Claude can write MicroPython just fine. The annoying part is everything after that, getting the code onto a board, connecting to the REPL, figuring out why the pin numbers are wrong, iterating. I wanted Claude to be able to do all of that itself, talk directly to the hardware while I watch.

ViperIDE is a browser-based IDE for MicroPython and CircuitPython by Volodymyr Shymanskyy. It connects to devices over USB, Bluetooth, or WiFi and gives you a file manager, editor, and REPL terminal. If you haven’t tried MicroPython before it’s one of the easier ways to get started.

I’ve written an extension that lets Claude control ViperIDE remotely. It can connect to your board, manage files, run code, read the REPL, basically drive a full development session. You see everything happening in the browser and can jump in whenever you want. It works with both Claude Desktop and Claude Code, I’ll demo Desktop here.

Source is at github.com/andrewleech/ViperIDE.

What you need

Any board running MicroPython. For this I’m using a YD-RP2040, a Pico clone with an onboard Neopixel LED, but a regular Pico, ESP32, STM32, whatever, all works. If you need to flash MicroPython first, the download page has firmware for most boards. For Pico-style boards it’s just drag and drop a .uf2 file.

You’ll also need Claude Desktop (or Claude Code) installed.

Installing the extension

Download the viperide-mcp-0.5.2-mcp.1-<arch>.mcpb file from the latest release.

In Claude Desktop, open Settings (menu icon bottom-left), go to Extensions, click Advanced Settings, then Install Extension, and pick the .mcpb file.

Claude Desktop settings menu

Settings page with Extensions section

Extension install dialog

You should see ViperIDE listed with about 20 tools available, hit the “Install” button and it’ll be ready to use.

Extension installed preview

Connecting to a device

Plug in the board and ask Claude something like:

Check what MicroPython devices are connected.

or

Connect ViperIDE to the USB MicroPython device.

ViperIDE opens in your browser and connects to the board over USB serial. The extension runs a local serial bridge so the connection happens without the browser’s WebSerial permission picker, Claude just handles it.

First connection to the device

The browser window stays open the whole time. You can see the file listing, terminal output, everything Claude is doing on the device.

Talking to the hardware

Once connected, you can just ask Claude about the device.

Describe the device to me.

Claude describing the connected device

It reads the firmware version, board name, file listing, available modules.
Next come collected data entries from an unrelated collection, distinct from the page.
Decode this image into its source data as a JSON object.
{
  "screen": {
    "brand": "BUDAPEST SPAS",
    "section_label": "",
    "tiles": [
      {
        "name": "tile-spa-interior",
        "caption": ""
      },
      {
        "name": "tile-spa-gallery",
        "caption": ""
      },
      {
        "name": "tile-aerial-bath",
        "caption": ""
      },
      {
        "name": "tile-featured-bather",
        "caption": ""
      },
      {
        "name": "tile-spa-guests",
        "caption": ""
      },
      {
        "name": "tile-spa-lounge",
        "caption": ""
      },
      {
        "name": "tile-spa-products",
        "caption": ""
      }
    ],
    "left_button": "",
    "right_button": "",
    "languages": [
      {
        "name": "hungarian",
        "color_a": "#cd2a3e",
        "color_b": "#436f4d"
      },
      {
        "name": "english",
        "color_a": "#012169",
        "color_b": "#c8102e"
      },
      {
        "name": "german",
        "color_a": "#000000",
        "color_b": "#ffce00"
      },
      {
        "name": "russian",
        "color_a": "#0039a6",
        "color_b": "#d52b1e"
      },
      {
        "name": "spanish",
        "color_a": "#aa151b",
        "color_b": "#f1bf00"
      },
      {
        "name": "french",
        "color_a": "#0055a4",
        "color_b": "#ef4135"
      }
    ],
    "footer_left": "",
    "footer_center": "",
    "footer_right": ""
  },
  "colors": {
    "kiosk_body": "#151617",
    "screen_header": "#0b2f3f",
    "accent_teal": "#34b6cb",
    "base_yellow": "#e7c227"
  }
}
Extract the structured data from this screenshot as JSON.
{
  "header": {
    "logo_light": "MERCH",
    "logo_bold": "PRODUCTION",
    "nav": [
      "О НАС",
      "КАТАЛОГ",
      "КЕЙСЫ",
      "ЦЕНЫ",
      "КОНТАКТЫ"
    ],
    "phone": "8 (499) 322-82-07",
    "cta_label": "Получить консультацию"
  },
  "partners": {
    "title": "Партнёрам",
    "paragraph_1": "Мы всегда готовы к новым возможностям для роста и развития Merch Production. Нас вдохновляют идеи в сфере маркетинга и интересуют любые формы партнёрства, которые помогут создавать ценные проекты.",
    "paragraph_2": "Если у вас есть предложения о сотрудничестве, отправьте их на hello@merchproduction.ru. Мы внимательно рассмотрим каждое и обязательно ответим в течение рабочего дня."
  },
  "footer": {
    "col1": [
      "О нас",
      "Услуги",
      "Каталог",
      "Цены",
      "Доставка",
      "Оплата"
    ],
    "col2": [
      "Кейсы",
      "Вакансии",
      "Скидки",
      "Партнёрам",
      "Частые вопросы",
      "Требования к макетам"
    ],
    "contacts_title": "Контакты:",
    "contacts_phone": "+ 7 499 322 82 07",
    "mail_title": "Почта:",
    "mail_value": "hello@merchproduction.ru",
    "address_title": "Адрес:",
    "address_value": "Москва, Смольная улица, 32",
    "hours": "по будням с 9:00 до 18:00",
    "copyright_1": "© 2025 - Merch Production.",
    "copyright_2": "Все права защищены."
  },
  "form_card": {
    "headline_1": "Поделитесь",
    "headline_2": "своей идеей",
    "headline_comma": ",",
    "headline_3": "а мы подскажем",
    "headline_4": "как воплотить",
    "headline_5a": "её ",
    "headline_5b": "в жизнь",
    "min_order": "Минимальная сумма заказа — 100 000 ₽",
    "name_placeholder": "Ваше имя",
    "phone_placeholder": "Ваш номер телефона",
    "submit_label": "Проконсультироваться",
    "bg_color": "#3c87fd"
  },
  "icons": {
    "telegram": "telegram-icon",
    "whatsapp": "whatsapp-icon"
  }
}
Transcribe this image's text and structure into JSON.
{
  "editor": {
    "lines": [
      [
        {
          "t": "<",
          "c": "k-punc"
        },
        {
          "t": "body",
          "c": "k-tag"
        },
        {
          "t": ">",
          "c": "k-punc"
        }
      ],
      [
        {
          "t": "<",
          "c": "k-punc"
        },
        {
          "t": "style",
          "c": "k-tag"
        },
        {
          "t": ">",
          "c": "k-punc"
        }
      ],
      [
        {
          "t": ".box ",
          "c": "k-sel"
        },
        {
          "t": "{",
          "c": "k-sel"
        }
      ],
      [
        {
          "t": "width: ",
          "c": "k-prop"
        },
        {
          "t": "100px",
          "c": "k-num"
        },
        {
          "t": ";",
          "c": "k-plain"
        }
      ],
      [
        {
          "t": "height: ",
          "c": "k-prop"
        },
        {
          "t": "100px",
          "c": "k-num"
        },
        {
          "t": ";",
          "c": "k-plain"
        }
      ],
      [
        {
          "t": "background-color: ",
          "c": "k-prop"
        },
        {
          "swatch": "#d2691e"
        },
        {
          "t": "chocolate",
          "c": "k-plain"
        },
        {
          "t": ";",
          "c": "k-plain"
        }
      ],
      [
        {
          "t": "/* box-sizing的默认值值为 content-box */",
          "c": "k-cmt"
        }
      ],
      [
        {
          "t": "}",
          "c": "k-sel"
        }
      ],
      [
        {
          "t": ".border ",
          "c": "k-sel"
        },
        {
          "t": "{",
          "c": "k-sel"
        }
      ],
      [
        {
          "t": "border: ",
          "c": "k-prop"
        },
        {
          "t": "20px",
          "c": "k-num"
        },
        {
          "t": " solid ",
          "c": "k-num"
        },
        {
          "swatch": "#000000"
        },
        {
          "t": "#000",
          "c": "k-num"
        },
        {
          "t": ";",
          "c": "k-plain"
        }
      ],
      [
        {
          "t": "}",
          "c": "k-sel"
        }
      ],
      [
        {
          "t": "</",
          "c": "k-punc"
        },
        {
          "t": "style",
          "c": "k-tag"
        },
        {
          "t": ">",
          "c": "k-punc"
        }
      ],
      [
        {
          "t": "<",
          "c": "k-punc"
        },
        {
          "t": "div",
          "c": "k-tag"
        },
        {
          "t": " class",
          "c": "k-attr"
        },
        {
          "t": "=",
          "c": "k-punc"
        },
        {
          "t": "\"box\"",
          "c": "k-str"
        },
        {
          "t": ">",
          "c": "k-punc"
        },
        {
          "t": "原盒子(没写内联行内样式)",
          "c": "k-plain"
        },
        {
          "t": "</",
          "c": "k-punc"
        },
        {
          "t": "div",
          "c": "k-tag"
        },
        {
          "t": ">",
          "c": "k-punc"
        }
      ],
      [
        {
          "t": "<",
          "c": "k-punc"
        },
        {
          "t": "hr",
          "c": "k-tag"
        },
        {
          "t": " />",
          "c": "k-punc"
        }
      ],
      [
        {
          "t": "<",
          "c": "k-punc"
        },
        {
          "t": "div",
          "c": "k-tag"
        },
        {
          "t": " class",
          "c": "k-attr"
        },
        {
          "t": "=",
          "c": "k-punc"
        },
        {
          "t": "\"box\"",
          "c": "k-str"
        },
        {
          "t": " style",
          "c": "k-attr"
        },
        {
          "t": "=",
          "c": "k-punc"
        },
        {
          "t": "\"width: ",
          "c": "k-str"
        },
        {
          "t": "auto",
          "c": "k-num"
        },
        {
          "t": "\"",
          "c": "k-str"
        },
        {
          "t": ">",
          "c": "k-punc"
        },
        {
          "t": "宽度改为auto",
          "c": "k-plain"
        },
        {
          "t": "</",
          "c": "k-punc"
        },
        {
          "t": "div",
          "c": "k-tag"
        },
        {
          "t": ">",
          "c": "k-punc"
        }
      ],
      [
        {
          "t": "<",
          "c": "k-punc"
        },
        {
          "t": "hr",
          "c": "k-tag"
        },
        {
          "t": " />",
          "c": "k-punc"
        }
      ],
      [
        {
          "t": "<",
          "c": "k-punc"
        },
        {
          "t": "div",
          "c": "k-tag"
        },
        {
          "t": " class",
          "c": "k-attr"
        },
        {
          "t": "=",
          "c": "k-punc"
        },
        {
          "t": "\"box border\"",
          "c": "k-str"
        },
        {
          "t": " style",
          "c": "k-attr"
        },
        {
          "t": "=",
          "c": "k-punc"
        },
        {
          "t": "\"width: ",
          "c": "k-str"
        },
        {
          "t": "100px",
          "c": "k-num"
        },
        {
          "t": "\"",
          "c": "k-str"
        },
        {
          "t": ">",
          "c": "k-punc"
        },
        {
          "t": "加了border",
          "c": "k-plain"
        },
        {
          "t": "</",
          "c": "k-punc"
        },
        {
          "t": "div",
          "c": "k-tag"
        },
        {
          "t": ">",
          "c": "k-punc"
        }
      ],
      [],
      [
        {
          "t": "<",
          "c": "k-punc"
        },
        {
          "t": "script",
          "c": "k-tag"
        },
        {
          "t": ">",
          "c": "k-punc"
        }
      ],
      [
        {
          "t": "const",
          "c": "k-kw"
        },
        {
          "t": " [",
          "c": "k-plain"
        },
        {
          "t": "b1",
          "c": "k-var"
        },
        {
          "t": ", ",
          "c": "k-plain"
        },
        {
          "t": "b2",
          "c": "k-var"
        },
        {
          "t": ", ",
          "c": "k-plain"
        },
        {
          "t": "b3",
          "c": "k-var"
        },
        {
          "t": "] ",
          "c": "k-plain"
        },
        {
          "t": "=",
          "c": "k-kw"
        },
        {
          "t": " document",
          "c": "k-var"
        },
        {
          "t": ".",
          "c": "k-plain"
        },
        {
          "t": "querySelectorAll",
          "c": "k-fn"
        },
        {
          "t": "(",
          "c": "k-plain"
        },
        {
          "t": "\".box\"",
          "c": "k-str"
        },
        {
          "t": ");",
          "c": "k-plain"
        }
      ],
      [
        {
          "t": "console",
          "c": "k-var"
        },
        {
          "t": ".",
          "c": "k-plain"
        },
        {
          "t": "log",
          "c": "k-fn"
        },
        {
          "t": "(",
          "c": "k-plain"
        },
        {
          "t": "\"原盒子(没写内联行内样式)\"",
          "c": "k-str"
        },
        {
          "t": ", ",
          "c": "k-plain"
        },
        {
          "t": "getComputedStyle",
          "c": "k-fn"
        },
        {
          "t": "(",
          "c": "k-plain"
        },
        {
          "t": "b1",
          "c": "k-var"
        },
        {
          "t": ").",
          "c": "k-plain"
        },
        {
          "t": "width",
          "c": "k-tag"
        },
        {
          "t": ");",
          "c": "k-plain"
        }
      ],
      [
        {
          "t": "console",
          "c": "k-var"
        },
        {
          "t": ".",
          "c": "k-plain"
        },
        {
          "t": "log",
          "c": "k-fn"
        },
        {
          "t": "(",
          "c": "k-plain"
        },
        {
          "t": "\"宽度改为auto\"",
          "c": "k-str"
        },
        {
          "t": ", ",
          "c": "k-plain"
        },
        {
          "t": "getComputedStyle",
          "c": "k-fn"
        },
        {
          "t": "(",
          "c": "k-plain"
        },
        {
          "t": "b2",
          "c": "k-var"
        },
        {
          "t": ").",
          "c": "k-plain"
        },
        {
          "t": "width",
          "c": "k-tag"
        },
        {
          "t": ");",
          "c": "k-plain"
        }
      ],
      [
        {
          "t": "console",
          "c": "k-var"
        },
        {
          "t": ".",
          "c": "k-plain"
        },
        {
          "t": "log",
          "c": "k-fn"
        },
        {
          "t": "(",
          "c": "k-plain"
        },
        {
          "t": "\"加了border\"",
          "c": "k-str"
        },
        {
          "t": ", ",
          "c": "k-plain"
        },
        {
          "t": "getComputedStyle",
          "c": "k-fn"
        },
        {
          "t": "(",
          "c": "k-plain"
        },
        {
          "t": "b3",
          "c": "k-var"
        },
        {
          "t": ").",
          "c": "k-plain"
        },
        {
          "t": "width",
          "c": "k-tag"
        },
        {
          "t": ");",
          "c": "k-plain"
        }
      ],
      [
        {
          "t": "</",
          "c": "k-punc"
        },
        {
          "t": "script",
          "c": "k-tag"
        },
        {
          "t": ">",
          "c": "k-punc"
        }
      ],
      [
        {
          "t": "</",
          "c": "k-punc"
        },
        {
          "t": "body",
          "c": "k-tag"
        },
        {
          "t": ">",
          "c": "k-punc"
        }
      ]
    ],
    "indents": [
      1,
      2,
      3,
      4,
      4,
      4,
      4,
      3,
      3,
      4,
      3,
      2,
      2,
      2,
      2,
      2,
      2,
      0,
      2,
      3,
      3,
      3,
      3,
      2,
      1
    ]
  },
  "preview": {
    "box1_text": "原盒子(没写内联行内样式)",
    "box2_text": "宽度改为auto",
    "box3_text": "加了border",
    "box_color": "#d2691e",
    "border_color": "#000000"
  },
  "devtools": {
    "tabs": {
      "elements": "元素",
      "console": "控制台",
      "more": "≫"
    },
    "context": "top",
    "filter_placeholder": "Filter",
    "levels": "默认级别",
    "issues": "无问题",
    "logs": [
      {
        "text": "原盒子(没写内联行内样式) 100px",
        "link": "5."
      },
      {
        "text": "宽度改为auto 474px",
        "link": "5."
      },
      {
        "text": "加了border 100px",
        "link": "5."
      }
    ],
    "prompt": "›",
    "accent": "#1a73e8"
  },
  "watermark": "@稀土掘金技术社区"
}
If you’re picking up a board you haven’t used before this is a pretty quick way to get oriented.

Then I asked:

There is a Neopixel connected to GPIO23. Can you use it?

Claude writing and running a neopixel test script

Claude wrote a script using the neopixel module, uploaded it to the board, and ran it. The LED cycled through red, green, and blue.

Make an animation of fading colour changes.

Claude extending the script with colour animations

Neopixel cycling through colours

It updated the script to cycle through colours with smooth transitions, saved it to the device, ran it. The whole thing from “can you use the LED” to a running colour animation took only a minute or two.

How it works

The extension is an MCP server that sits between Claude and the browser. Claude sends tool calls over stdio, the MCP server forwards them to ViperIDE over a local WebSocket, and ViperIDE does the actual device communication.

Claude Desktop <-> MCP Server <-> ViperIDE (browser) <-> MicroPython Device
     stdio          WebSocket        USB/BLE/WiFi

You keep full visibility. The browser shows every file write, every REPL command, every output. If Claude does something you don’t want you can interrupt it, edit code in the browser, or just close the tab.

Claude Code

If you’re using Claude Code, installation is one command:

1
claude mcp add viperIDE -- npx -y @andrewleech/viperide-mcp@next

Same tools, same browser UI. You just interact with Claude in the terminal instead of the Desktop app.

What else it can do

The LED demo is a simple example but Claude has access to the full IDE. It can read and write files on the device, run scripts with output capture, install packages from micropython-lib, interact with the REPL directly, reboot the board. Basically anything you’d do in a normal MicroPython dev session.

I’ve tested with RP2040, ESP32, and STM32 boards. If ViperIDE can connect to it, Claude can control it.

Source and releases are on GitHub. The .mcpb extension works with Claude Desktop, npx for Claude Code.